There was and is a popular tendency to bash Tolkien as being too influential in the fantasy genre. It’s what all the cool kids do. Tolkien, after all, is that most dreaded of individuals: an old, white male. Can there be anyone less worthy of respect in today’s popular culture? 
However, in terms of the arguments I’ve read about Tolkien-and these critiques are decades old-they’ve always struck me as being strawman arguments (this doesn’t touch on criticisms of his writing itself, which is a far different matter).
One critique of Tolkien’s work often rips him for his lack of diversity. Everyone is a white Anglo-Saxon male. Ok. Fine. But for me, diversity is about more than check-a-box of white character, female character, gay character, brown character, or whatever different looking character someone thinks they need to click off on having diversity in their writing. It should be about the characters themselves having diversity of opinion because that’s ultimately what is truly diverse: thought. And Tolkien most certainly does that. There’s the wisdom of Gandalf, the uncertainty of Aragorn, and the longing of Boromir. None of them approach the Ring in the same way. None of them approach Mordor in the same way. And this doesn’t even touch on the other members of the Fellowship, such as Gimli and Legolas or the Hobbits themselves, all of whom approach danger and the quest from different perspectives. They may all be white, but they aren’t all the same. They don’t come from the same backgrounds or cultures.
Then comes another criticism that Lord of the Rings is really about a bunch of white dudes on a sausage-fest quest to go kill some Dark Lord. Everything is black and white. To a point, that’s true, but then what about Saruman? What about Boromir’s fall? There is so much more going on then just a quest to kill a evil guy. The deeper reading reveals so much more that is worthy of emulation. There are ideals that have stayed with me from the first time I read LotR decades ago. Things such as the longing for quiet lives; of simple heroes who are heroic because they do what they think is right and ordinary; of the desire for forgiveness, to want to forgive; and the entrapment of greed and lust.

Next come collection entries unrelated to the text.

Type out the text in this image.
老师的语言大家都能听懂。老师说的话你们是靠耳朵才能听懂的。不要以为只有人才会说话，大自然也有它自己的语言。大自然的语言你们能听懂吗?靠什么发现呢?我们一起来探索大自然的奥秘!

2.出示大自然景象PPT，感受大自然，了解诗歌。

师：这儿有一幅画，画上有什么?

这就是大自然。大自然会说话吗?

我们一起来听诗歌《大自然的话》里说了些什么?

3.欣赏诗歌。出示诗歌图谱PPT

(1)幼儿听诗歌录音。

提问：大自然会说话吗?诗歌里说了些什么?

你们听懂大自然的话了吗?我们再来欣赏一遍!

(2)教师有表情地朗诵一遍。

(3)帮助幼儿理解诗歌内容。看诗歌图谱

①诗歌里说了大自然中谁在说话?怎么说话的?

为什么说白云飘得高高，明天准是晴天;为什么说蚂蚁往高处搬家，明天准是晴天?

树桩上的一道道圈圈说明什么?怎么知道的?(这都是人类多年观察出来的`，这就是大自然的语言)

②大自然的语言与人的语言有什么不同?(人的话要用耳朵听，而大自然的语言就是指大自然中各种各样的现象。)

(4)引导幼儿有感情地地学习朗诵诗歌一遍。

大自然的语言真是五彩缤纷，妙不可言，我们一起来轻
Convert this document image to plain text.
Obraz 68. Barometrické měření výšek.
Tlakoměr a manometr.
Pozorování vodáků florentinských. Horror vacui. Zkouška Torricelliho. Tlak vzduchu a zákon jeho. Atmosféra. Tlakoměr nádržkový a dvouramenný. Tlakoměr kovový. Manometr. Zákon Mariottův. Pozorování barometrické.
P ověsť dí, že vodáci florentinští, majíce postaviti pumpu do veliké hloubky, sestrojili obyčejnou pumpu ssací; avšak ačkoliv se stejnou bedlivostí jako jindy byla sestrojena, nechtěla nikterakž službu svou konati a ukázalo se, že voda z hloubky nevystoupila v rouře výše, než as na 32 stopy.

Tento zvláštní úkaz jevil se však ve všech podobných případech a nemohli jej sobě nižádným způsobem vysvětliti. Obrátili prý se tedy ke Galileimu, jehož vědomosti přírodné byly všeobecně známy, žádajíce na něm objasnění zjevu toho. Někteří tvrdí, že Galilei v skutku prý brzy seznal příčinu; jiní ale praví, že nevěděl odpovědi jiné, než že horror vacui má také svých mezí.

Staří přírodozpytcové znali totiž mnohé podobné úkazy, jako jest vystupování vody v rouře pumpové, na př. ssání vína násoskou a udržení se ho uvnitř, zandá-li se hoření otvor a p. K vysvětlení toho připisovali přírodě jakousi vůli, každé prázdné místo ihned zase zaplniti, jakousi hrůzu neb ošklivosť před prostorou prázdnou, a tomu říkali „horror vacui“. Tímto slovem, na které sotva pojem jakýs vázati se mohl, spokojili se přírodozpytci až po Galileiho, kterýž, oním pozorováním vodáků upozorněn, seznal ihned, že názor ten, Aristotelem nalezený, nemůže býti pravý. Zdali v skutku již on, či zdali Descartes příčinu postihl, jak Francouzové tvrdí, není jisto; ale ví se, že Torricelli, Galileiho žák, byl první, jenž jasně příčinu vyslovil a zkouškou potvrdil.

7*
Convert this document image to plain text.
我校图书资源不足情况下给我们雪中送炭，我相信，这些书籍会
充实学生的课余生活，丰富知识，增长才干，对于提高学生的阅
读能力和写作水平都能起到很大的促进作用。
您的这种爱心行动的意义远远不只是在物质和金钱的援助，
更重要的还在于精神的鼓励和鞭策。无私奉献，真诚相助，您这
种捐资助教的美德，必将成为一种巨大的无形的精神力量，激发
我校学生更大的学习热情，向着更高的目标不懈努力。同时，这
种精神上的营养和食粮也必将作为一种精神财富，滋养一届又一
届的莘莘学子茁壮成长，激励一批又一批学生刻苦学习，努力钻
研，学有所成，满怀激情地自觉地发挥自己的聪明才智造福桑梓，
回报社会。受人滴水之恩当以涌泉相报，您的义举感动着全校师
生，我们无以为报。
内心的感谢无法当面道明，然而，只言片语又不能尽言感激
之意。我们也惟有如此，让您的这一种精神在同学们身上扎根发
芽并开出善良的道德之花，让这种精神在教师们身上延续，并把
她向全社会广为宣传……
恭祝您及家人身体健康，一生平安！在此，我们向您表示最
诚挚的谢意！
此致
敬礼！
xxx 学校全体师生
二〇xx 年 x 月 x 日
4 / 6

I understand that for some people, such stories are still too simplistic. Even with that more poignant reading, LotR still comes across as simply good vs. evil. That’s fine. Opinions and all that. I know many people today prefer flawed characters with a deep shade of gray, or even better, black. And the market agrees with them. These days, anti-heroes are all the rage. Witness the thunderous success of George R.R. Martin’s A Song of Ice and Fire with it’s plethora of detestable people (BTW, A Song of Ice and Fire was influenced by Tad Williams’ Memory, Sorrow, and Thorn and that was very obviously influenced by Tolkien and I love Martin’s work). So I imagine those who don’t like Tolkien’s work will be glad to note that his influence and his style of story has waxed away, but for those of us who love him, I imagine it will come around again.